NAV de 65 000 milliards de yens, un cours toujours jugé sous-évalué
SBG accorde une grande importance à sa valeur nette d’actif, ou NAV, calculée en déduisant la dette financière nette de la valeur de ses participations. Masayoshi Son a indiqué que la NAV au 1er avril atteignait 65 000 milliards de yens, estimant que la capitalisation boursière du jour, d’environ 49 000 milliards de yens, restait inférieure d’au moins 30 %.
Investissement pouvant atteindre 75 milliards d’euros en France
SBG a annoncé le 31 mai qu’il construirait un centre de données d’intelligence artificielle en France, avec un investissement maximal de 75 milliards d’euros, soit environ 14 000 milliards de yens. Le 1er avril, lors d’une conférence de presse à Paris avec le président français Emmanuel Macron, Masayoshi Son a déclaré que 'la France pourrait devenir une base d’exportation pour des robots équipés d’IA', soulignant le potentiel du pays comme site de production.

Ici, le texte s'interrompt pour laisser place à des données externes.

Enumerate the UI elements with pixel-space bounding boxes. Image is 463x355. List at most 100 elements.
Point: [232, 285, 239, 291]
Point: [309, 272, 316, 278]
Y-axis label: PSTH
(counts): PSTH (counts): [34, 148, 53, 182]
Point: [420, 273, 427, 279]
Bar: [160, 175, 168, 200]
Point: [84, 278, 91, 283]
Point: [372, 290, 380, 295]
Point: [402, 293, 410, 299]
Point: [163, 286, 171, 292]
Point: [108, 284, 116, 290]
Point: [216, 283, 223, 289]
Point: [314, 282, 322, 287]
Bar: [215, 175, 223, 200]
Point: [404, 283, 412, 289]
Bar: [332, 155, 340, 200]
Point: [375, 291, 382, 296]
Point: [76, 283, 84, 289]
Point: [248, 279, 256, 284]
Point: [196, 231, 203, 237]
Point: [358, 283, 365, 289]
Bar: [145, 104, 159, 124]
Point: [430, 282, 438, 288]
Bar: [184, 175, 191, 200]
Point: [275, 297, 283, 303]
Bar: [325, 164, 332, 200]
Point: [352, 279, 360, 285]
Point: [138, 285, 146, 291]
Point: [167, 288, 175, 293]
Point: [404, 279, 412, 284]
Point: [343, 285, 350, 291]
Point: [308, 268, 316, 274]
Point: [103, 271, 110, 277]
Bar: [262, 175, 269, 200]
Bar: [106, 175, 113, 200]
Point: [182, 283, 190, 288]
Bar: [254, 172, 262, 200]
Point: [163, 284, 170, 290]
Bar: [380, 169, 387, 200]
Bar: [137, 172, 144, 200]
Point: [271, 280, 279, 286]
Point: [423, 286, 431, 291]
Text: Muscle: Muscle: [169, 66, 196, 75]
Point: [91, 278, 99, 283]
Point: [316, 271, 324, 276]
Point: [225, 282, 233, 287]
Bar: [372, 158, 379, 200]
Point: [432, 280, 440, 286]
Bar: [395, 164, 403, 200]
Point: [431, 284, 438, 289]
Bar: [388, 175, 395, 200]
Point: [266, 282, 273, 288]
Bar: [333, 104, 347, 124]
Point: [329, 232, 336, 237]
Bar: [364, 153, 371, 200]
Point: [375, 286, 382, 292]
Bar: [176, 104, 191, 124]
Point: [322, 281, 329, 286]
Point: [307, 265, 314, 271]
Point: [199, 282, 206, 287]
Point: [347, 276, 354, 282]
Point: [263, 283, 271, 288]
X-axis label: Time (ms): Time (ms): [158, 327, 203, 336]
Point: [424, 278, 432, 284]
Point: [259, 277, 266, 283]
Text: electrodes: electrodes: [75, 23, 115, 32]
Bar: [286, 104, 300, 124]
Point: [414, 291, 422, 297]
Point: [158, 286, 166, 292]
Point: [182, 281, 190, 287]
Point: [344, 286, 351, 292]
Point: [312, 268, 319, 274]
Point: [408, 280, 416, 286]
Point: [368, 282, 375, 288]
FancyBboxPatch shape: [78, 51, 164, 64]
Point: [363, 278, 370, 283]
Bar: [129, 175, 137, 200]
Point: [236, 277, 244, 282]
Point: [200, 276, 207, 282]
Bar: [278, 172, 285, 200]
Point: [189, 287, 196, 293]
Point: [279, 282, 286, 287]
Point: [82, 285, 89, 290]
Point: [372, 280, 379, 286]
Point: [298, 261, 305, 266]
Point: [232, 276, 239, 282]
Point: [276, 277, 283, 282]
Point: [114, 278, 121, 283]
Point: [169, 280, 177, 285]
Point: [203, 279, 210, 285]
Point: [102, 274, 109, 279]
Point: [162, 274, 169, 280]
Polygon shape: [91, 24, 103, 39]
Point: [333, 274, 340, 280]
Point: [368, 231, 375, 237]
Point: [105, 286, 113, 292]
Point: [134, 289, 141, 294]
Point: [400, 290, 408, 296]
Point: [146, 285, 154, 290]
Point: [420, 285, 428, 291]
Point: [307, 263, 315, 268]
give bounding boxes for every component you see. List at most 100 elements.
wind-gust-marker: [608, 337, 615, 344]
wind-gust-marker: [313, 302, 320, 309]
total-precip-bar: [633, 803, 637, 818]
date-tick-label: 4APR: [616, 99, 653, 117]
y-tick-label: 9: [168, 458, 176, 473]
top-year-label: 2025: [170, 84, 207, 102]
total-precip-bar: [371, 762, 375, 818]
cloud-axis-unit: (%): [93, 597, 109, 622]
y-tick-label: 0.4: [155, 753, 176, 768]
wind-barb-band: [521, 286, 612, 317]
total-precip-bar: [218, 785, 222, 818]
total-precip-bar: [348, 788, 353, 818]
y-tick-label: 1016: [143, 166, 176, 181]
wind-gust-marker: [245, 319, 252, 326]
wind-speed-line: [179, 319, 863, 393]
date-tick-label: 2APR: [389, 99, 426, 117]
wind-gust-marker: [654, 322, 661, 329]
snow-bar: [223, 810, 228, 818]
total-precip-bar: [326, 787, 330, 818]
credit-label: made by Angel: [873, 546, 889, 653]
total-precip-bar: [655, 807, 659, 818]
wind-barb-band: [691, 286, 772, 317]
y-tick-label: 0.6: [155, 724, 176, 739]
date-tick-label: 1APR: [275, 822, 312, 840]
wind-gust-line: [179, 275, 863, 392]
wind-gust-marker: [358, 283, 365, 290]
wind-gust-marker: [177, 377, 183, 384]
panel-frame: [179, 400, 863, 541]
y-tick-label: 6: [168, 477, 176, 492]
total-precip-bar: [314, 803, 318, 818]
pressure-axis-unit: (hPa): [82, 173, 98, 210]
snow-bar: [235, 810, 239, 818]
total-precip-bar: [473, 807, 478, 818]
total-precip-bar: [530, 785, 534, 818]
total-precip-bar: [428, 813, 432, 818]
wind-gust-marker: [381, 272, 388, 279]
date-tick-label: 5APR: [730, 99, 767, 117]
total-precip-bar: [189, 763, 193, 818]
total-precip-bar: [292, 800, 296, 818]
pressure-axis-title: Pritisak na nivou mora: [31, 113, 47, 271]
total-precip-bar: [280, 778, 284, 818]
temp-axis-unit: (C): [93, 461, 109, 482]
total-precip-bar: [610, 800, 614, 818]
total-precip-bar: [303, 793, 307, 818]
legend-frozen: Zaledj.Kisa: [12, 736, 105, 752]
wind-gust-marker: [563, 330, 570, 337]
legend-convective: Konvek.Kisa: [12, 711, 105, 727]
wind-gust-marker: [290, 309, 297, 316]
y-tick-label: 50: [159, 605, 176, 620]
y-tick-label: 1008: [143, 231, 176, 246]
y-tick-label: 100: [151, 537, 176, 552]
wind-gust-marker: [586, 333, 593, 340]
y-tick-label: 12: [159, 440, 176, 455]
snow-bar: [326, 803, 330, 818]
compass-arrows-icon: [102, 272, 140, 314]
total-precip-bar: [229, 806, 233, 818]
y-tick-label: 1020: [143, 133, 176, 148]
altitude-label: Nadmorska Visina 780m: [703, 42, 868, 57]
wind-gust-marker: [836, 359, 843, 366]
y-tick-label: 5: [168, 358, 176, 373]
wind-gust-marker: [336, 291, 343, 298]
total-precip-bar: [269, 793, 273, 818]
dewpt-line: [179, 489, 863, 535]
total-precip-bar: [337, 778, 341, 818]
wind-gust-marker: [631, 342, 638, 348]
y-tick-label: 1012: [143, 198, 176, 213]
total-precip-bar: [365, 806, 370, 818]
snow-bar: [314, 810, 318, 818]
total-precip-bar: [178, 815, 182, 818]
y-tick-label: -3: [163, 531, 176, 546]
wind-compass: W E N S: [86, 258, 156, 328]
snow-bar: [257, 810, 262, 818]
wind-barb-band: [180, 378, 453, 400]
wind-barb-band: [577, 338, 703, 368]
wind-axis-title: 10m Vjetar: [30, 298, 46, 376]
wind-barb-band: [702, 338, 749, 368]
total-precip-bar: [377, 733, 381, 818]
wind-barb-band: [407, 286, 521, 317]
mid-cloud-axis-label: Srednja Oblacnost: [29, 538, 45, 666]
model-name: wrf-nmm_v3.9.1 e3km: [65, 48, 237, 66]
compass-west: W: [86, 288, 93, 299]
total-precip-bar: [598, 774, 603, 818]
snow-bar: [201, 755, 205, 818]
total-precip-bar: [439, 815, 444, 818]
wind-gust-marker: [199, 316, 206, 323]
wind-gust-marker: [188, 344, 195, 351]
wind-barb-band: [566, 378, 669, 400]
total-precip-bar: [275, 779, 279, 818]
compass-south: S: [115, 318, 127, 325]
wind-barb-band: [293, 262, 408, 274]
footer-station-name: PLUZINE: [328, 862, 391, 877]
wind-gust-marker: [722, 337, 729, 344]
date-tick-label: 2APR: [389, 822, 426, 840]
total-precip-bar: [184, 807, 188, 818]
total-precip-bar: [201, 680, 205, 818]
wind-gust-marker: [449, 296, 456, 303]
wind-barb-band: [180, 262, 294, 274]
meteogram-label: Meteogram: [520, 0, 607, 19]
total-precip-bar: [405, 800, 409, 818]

Emmanuel Macron a indiqué que le centre de données devrait entrer en service à pleine capacité d’ici fin 2030.
Le premier hub IA européen pour SBG
Le nouveau centre de données constituera le premier site IA de SBG en Europe. Dans une première phase, 45 milliards d’euros seront investis sur les cinq prochaines années pour des installations à Dunkerque, Bosquel et dans d’autres sites du nord de la France. La capacité électrique totale dépassera 3 gigawatts et le projet doit être porté à 5 gigawatts à terme. L’investissement total prévu s’élève à 75 milliards d’euros.
Emmanuel Macron a fait de l’IA l’un des piliers de la renaissance industrielle de l’Europe, notamment en organisant un sommet sur l’IA à Paris en 2025. L’exploitation d’un centre de données nécessite d’importantes quantités d’électricité. Contrairement au précédent gouvernement d’Hollande, qui prônait une réduction de la dépendance au nucléaire, Macron entend poursuivre l’extension du parc nucléaire et s’appuie sur une fourniture stable combinant nucléaire, solaire et éolien, tout en exportant de l’électricité vers les pays voisins de l’Europe.